—Baiser leur main! vous oubliez donc que parmi eux sont ceux qui ont tué mon père, qui l’ont arraché de son sépulcre... mais moi, son fils, je ne l’oublie pas et, si je ne le venge pas, c’est que je veux respecter le prestige de la Religion!
Le vieux philosophe baissa la tête.
—Señor Ibarra, répondit-il lentement, si vous conservez ces souvenirs, souvenirs dont je ne puis vous conseiller l’oubli, abandonnez l’entreprise que vous commencez et cherchez un autre moyen de travailler au bonheur de vos compatriotes. Une telle œuvre demande un autre homme parce que, pour porter la tête haute, il ne suffit pas d’avoir de l’argent et de la volonté; dans notre pays il faut encore de l’abnégation, de la ténacité et de la foi; le terrain n’y est pas préparé: on n’y a encore semé que de l’ivraie.
Ibarra comprit la valeur de ces paroles, mais il ne devait pas se décourager; le souvenir de Maria Clara était dans son cœur; il lui fallait réaliser son offrande.
—Votre expérience ne vous suggère-t-elle que ce dur moyen? demanda-t-il à voix basse.
Le vieux Tasio lui prit le bras et le conduisit à la fenêtre. Une fraîche brise soufflait, avant-courrière du vent du Nord; devant eux s’étendait le jardin, limité par le grand bois qui servait de parc.
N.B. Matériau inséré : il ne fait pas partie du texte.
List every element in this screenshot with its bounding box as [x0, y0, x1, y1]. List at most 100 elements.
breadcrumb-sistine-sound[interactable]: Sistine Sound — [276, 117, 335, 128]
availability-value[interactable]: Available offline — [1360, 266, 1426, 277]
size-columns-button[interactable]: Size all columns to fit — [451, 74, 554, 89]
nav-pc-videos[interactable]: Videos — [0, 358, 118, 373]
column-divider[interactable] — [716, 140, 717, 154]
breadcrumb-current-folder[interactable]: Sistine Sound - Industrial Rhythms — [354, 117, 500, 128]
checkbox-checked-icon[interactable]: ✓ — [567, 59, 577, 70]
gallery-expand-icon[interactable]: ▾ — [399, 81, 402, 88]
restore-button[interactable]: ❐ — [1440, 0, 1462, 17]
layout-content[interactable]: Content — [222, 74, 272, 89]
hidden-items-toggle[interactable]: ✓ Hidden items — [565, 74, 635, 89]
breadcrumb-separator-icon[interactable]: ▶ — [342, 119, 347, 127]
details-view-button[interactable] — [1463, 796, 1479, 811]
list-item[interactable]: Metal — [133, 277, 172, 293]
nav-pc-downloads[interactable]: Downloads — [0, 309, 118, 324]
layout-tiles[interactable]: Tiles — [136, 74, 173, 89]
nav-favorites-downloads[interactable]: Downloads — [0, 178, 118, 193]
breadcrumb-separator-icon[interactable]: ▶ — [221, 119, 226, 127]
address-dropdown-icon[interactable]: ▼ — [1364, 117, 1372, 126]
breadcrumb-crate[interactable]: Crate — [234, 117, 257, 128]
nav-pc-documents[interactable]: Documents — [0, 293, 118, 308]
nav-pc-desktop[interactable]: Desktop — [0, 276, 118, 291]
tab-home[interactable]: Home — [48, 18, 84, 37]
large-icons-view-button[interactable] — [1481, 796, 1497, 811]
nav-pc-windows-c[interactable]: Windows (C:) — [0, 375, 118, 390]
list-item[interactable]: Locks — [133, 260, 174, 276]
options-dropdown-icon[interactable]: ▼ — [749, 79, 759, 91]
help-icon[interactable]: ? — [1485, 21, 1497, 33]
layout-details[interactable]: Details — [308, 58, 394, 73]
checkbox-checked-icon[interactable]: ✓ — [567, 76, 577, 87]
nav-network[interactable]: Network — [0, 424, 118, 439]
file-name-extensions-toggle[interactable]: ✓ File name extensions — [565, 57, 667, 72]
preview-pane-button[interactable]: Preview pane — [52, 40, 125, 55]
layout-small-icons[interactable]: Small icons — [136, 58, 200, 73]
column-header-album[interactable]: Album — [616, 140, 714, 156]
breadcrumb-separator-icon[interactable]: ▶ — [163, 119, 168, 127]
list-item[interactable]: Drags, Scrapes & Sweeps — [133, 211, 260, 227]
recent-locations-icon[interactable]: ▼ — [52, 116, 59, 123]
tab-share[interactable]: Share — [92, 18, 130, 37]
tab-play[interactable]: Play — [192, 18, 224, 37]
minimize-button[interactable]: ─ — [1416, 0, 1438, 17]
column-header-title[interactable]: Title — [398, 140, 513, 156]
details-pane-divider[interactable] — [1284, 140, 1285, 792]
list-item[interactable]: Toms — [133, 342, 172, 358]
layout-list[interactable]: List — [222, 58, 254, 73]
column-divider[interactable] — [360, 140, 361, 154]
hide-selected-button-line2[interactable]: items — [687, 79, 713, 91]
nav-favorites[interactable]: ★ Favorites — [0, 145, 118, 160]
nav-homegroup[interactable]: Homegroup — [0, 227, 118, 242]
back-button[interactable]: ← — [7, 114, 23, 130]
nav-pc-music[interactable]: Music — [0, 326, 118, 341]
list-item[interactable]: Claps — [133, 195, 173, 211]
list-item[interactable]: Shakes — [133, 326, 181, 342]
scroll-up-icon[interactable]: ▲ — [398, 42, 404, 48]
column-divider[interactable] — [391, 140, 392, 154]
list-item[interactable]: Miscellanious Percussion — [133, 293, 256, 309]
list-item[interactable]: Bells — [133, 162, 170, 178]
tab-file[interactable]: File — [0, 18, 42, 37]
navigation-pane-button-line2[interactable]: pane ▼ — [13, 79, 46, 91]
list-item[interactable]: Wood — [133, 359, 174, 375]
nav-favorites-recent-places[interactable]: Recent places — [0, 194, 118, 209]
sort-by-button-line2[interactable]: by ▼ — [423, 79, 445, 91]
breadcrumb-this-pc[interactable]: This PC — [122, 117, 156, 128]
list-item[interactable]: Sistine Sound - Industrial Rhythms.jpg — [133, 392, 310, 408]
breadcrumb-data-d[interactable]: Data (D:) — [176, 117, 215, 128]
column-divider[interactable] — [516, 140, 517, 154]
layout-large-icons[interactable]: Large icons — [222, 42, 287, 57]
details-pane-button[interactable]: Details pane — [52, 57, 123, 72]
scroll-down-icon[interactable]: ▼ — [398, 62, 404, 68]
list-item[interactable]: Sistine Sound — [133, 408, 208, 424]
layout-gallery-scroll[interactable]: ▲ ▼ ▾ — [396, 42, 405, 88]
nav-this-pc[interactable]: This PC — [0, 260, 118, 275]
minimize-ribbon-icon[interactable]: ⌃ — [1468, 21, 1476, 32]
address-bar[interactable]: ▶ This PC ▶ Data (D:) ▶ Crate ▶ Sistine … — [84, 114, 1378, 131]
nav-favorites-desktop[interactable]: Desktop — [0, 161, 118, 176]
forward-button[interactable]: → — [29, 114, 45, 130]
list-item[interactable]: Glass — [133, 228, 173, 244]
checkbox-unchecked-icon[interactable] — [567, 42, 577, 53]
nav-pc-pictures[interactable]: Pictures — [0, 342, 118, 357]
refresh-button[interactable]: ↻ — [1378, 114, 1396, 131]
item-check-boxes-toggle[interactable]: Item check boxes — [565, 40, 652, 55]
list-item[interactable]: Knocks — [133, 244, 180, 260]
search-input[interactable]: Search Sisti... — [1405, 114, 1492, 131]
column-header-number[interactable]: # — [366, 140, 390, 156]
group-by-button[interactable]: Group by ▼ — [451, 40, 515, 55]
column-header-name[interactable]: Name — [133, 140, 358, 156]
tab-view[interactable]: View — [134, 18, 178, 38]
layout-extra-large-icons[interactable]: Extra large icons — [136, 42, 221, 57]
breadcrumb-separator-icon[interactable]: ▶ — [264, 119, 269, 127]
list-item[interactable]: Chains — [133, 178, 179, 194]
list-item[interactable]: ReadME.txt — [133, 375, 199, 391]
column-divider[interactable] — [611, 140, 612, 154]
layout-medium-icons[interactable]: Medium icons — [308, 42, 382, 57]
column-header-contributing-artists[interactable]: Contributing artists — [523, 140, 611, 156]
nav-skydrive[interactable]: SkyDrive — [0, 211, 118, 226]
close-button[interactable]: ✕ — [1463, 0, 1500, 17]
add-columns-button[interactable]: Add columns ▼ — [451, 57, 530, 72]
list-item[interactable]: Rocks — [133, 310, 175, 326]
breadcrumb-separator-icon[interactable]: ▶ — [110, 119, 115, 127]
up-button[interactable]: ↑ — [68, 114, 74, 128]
—Pourquoi devons-nous faire ce que fait cette tige débile, chargée de boutons et de fleurs? dit le philosophe, en montrant au jeune homme un superbe rosier. Le vent souffle, il le secoue et lui s’incline, comme pour cacher sa précieuse charge. Si la tige se maintenait rigide, elle se romprait, le vent disperserait les fleurs et les boutons mourraient avant d’éclore. Le coup de vent passé, la tige se redresse orgueilleuse, portant son trésor. Qui l’accusera pour avoir plié devant la nécessité? Voyez là-bas ce gigantesque kupang[3] qui balance majestueusement son feuillage aérien où l’aigle fait son nid. Je l’apportai du bois alors qu’il n’était encore qu’une plante débile; avec des roseaux dépouillés, je soutins sa tige pendant plusieurs mois. Si je l’avais apporté grand, fort et plein de vie, il est certain qu’il n’aurait pas vécu; le vent l’aurait secoué avant que ses racines eussent pu se fixer dans le terrain, avant que celui-ci se fût affermi autour de lui et ne lui eût assuré la subsistance nécessaire à sa grandeur et à sa stature. Ainsi finirez-vous, plante nouvellement transplantée d’Europe dans ce sol pierreux, si vous ne cherchez un appui et ne consentez pas à vous diminuer. Vous êtes dans de mauvaises conditions, seul, élevé; le terrain tremble, le ciel annonce la tempête et la coupe des arbres de votre famille a prouvé qu’elle attire l’éclair. Combattre seul contre tout ce qui existe, ce n’est pas du courage, c’est de la témérité; personne ne blâme le pilote qui se réfugie dans un port à la première rafale de la tourmente. Se baisser quand siffle une balle n’est pas de la couardise; ce qui est mauvais, c’est de la défier pour tomber et ne plus se relever.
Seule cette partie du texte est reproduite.